Abdelaziz Rahabi estime que le rapport élaboré par Benjamin Stora et remis mercredi dernier au chef de l’État français, autour des questions mémorielles liées à la colonisation française en Algérie, ne prend pas en compte la principale demande historique des Algériens, soit la reconnaissance par la France des crimes commis par la colonisation.

M. Kebci – Alger (Le Soir) – Pour l’ancien ministre de la Communication et ex-diplomate, qui a réagi via un post sur sa page officielle sur Facebook, «il ne s’agit ni de repentance, notion étrangère aux relations entre Etats, ni de fonder une mémoire commune, les deux pays étant héritiers de deux mémoires antagoniques sur cette question». Car, explique-t-il, «pour le reste, chacun doit assumer son passé et il appartient aux deux Etats de mettre en place les conditions d’une relation apaisée et tournée vers l’avenir». Ce rapport, fruit de plusieurs mois de travail, a aussitôt suscité des critiques des deux rives de la Méditerranée, notamment en ce qui concerne ses recommandations. Ce à quoi son auteur a eu à répondre, estimant que ces avis sont le fait de «personnes qui vivent d’une rente mémorielle» qui, a-t-il ajouté, «sert à construire une politique, une clientèle politique et sociale, devrait être retirée». Pour Stora, «il faut en finir avec ça, parce qu’on a beaucoup de défis à affronter dans le futur avec l’Algérie». Dont le dossier du terrorisme et de l’émigration notamment. Et de signifier encore qu’on «ne peut pas continuer à avoir des relations avec un pays sans aborder ces questions-là, ce n’est pas possible.

Il faut avancer». Et face à ces «deux visions radicalisées » de part et d’autre de la Méditerranée qui, selon lui, constituent un «obstacle devant la réconciliation et l’apaisement», l’historien plaide pour une « troisième voie», chère à Albert Camus.

Au sujet de la position officielle de l’Algérie, Stora considère que le silence observé jusqu’ici par les hautes autorités du pays prouve qu’il y a des «interrogations au niveau de l’État algérien sur la façon d’engager un dialogue important avec la France».
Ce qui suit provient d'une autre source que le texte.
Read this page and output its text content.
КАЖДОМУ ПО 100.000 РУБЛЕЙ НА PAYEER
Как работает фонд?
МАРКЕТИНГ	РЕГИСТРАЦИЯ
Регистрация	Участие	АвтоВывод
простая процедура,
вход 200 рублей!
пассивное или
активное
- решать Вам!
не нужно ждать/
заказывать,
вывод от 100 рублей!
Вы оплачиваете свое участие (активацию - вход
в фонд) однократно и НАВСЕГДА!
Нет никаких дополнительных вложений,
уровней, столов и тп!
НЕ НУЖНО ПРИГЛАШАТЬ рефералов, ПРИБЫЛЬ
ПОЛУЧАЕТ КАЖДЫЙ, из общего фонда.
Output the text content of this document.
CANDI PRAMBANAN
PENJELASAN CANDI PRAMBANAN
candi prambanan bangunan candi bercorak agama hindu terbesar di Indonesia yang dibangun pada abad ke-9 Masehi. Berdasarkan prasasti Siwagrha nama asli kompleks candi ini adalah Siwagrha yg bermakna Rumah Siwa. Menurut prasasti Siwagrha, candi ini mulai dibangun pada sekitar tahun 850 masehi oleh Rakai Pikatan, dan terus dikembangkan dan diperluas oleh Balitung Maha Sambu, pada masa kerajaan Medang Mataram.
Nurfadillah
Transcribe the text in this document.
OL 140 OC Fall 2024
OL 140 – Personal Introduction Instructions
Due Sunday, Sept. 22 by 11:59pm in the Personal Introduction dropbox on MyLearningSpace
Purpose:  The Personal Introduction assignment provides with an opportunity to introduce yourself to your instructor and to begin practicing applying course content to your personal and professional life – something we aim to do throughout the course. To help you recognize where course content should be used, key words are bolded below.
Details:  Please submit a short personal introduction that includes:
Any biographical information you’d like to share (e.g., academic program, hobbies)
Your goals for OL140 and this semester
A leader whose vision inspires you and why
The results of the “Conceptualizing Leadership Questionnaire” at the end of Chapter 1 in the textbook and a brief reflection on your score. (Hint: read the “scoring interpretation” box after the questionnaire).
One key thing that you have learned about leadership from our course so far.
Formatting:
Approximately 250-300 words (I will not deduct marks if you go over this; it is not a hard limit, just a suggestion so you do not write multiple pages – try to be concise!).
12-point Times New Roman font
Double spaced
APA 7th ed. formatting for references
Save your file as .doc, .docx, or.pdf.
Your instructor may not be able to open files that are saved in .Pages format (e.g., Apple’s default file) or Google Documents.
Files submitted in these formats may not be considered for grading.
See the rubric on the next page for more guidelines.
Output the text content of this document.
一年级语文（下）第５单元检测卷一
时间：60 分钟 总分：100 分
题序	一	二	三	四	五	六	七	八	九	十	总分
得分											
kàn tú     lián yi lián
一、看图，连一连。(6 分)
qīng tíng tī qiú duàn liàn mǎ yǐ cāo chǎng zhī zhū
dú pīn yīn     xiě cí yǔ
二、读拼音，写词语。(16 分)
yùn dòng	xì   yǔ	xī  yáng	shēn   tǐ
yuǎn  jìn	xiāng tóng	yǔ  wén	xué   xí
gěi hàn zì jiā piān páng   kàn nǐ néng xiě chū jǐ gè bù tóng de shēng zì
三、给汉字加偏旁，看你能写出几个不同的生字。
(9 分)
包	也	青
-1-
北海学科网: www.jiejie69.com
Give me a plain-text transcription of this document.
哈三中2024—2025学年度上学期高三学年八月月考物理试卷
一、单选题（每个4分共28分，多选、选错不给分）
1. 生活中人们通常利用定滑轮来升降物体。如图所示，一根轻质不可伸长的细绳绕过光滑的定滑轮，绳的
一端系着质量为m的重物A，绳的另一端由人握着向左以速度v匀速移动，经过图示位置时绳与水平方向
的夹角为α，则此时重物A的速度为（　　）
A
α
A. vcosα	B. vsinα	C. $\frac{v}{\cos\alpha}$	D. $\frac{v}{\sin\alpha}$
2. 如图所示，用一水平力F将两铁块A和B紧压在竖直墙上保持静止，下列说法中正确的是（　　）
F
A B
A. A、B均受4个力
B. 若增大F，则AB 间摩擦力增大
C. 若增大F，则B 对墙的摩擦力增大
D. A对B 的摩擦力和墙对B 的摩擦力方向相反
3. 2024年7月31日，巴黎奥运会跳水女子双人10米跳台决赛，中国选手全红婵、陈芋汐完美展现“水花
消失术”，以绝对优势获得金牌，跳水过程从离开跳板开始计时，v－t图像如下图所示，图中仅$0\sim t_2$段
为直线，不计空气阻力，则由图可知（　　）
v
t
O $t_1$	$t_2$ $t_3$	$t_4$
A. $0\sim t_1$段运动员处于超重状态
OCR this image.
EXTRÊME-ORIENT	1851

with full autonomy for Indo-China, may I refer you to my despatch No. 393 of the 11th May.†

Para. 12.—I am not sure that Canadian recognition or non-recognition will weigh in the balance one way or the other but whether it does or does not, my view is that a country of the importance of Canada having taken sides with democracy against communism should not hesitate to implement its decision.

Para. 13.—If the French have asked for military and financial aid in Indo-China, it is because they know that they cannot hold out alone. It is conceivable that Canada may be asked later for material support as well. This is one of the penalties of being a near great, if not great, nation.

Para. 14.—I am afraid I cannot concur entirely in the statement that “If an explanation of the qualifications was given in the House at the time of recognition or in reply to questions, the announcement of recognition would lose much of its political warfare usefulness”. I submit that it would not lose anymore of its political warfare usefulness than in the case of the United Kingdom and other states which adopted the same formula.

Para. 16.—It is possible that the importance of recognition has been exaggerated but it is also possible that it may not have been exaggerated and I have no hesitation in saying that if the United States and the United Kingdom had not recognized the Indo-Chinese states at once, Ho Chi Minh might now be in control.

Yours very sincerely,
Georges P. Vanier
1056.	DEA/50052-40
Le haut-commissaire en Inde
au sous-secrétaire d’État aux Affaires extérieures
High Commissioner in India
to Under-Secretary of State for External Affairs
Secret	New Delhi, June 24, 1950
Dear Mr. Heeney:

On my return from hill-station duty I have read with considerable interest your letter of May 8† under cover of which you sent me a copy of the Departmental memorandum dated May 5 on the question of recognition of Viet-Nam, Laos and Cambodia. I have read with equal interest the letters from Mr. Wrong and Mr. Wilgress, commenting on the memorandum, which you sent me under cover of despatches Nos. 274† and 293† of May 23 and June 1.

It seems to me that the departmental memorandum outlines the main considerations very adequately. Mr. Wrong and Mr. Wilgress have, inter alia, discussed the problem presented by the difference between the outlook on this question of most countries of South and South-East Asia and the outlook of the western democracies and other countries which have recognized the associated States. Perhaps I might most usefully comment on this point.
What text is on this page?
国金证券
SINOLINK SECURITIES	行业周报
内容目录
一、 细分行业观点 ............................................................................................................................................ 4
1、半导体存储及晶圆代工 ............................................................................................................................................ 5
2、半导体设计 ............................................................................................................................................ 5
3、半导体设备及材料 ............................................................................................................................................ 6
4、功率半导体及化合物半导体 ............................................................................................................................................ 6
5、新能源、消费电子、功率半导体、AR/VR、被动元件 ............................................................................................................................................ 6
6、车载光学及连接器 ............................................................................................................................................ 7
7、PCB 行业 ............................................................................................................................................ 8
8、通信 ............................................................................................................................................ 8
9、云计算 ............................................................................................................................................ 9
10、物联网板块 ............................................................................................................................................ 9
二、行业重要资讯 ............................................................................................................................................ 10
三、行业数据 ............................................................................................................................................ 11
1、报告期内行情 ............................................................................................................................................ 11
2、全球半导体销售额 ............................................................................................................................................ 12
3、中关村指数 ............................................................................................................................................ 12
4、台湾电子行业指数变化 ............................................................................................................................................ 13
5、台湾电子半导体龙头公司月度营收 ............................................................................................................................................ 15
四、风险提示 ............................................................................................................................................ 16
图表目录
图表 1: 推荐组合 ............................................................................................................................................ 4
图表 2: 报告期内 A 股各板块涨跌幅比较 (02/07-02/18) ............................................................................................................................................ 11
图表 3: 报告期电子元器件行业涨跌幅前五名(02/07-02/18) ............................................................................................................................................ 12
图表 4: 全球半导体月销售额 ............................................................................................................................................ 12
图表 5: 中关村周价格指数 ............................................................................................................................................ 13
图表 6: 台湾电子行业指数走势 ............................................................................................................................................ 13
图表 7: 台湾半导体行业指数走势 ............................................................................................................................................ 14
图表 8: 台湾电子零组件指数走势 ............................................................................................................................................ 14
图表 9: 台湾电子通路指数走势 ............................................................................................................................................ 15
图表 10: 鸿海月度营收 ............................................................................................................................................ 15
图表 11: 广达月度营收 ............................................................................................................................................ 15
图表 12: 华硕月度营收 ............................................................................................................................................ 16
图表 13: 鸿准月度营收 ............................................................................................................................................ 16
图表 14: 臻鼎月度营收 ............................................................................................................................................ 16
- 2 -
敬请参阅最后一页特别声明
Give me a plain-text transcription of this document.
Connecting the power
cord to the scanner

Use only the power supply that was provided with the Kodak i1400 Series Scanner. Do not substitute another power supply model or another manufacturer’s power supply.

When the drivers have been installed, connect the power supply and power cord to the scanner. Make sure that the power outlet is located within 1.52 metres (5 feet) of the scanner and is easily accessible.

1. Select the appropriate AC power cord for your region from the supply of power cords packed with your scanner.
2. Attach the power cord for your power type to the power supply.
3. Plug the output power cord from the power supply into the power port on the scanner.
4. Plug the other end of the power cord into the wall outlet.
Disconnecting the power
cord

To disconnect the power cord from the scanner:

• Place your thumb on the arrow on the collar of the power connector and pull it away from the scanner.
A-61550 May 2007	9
Un silence que les Algériens attendent qu’il soit rompu par Abdelmadjid Chikhi, conseiller auprès du président de la République en charge des archives nationales et de la mémoire nationale, également chargé par le chef de l’État du dossier mémoriel avec l’ancienne puissance coloniale, soit l’homologue de Benjamin Stora désigné, lui, par le chef de l’État français.